People Profession 2030: why leaders have a pivotal role to play in the future world of work

Discusses how leadership will impact future organisational changes

Our report, People Profession 2030: a collective view of future trends, brings together insights from hundreds of people professionals via a series of virtual roundtables and a virtual hackathon. The report highlights which trends will influence the future world of work, and the people profession’s role within this. These trends are:

  • internal change: evolving organisational models, structures, and processes 
  • digital and technological transformation 
  • changing demographics and D&I strategy 
  • diversifying employment relationships
  • sustainability, purpose and responsible business.

We also recognise that the impact of these external trends is influenced by how a business reacts and adapts. This is shaped by internal factors like people management, culture and leadership. We’ve explored this ecosystem in previous articles, including the role of culture. In this article, we discuss how leadership will impact future organisational changes.

Organisations need to adapt, and change requires leadership

COVID-19 has demonstrated that organisations can adapt quickly – and they will continue to do so as we weather the impacts of the pandemic and beyond. Change is inevitable and responding to external disruptors will always be important for businesses.

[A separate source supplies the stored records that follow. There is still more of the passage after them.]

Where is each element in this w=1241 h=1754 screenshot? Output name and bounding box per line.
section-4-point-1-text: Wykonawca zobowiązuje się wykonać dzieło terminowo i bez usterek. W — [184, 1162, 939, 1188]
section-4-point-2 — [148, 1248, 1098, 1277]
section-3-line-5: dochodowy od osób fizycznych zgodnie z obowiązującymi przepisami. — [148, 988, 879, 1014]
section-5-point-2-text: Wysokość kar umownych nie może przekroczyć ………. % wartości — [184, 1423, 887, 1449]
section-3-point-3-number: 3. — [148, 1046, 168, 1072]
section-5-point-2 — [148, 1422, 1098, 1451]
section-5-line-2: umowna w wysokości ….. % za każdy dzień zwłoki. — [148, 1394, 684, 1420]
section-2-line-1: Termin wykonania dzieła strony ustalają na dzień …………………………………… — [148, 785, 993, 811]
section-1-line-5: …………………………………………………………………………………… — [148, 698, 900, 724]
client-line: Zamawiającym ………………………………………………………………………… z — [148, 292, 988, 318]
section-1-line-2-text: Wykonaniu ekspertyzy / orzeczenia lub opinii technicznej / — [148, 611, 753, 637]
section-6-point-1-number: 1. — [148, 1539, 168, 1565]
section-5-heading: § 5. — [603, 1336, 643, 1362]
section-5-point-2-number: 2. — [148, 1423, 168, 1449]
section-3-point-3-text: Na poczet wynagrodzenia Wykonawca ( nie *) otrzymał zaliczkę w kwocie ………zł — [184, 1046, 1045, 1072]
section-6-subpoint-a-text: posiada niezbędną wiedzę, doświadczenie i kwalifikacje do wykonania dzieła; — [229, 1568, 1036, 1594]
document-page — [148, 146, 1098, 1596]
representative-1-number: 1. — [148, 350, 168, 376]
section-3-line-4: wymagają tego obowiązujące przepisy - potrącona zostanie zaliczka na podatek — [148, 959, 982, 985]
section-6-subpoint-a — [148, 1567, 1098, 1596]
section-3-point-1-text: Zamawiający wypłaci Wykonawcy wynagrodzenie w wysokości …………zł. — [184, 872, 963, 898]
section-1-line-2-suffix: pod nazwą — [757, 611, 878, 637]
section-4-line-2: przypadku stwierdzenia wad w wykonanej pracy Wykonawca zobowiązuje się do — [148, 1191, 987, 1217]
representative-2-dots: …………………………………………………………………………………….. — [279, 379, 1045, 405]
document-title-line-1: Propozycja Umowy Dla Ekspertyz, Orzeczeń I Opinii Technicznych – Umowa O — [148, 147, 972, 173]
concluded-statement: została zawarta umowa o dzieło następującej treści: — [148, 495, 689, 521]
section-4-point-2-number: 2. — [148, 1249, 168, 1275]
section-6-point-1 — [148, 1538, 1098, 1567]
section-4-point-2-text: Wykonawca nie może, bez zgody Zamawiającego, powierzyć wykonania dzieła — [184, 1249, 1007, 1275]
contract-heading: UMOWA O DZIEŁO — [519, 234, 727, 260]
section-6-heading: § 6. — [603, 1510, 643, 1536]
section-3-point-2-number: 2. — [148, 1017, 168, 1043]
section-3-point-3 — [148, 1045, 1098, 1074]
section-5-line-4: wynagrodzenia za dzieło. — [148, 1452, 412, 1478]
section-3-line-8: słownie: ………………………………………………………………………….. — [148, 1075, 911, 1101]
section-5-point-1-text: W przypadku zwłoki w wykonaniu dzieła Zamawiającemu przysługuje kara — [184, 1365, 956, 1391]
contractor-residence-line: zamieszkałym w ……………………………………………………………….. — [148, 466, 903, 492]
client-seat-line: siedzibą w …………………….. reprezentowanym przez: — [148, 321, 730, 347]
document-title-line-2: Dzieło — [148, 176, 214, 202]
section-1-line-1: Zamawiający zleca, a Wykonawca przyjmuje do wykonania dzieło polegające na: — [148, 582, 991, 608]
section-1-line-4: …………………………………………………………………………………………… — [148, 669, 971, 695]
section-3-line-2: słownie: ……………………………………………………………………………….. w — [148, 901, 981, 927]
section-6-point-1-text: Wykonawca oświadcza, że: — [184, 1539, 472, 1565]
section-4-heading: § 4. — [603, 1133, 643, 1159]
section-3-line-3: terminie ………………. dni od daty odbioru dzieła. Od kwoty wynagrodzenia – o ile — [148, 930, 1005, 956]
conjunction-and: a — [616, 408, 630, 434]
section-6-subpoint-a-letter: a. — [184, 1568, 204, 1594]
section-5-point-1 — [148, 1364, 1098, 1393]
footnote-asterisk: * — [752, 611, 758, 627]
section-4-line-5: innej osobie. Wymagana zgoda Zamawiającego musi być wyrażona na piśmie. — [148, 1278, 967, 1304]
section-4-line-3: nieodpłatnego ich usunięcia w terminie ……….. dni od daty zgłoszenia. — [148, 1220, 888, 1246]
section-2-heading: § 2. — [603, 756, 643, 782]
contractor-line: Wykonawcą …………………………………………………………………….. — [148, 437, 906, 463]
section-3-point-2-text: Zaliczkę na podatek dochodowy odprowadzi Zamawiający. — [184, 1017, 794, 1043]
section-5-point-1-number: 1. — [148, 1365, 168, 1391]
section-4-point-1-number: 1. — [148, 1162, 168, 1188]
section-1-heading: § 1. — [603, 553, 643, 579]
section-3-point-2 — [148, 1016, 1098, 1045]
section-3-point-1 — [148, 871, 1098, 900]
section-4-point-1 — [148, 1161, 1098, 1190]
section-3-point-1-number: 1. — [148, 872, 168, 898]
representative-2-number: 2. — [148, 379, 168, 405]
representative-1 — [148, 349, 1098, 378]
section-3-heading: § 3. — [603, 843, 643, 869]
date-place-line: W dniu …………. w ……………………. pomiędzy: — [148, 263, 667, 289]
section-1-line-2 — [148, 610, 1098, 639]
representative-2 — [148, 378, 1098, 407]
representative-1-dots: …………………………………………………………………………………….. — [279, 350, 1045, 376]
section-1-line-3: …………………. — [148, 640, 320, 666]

During our hackathon, many noted that business models and processes aren’t currently designed to be agile, so internal change will be a future trend. But change doesn’t happen in a vacuum, and sustainable change requires engagement and buy-in across the business.

Leaders play a pivotal role here. As one hackathon participant noted: ‘This constantly changing environment requires effective leadership and managers who can act as connecting agents to [enable] innovation… and [adapt organisation design].’ There’s been plenty of research on what leadership style is most effective in managing change (for example, whether transformational or transactional leadership is linked to successful change implementation). There are many important leader characteristics, but the way leaders communicate change, manage issues and role model new behaviours will influence the success of organisational change and the organisation’s culture.

Leaders establish the ‘tone from the top’ and set behavioural norms. A key question for one hackathon participant was ’what are the leadership behaviours we need to be able to deliver our new models and purpose? You change culture by changing leadership behaviours, not by doing a cultural change programme’. Other people professionals emphasised the importance of clear messaging, transparency, and servant leadership behaviours (serving the organisation and its people) as vital to future success.

Internal change will always be a reality in our organisation. Leaders have a pivotal role in leading change, and doing so in a purpose-led, sustainable way that considers the needs and perspectives of different stakeholder groups, taking a principles-based, ethical approach to decision-making.

Purpose-led business requires purpose-led leadership

Another of the five key trends surfaced in the hackathon was sustainability, purpose and responsible business. This recognises the rising priority given to more responsible business practices and the importance of purpose-led business.

As one people professional said: ‘It’s no longer enough for companies to comply with legislation, to be successful we must be a force for good. Employees increasingly want their work to serve a higher purpose and to feel aligned with the values of their employer.’

We discuss trust, leadership and responsible business in our recent report Responsible business through crisis, where many leaders recognised that having clear purpose and values acted as a guiding light in decision-making through COVID-19. Leaders need to create and role model those values. Setting values, purpose and mission will be more important for leaders in the context of social change and increased expectations from investors and employees to adopt more sustainable business practices.

Beyond the pandemic, we could also see a shift in business offerings and practices in the wake of external regulation and pressure for sustainability in the future. Values and purpose-led leadership will need to continue to weave through decision-making. Our Purposeful leadership report highlights characteristics like the moral self, commitment to stakeholders and vision as key parts of leader behaviour for more ethical and purpose-based organisations that take a long-term, sustainable approach.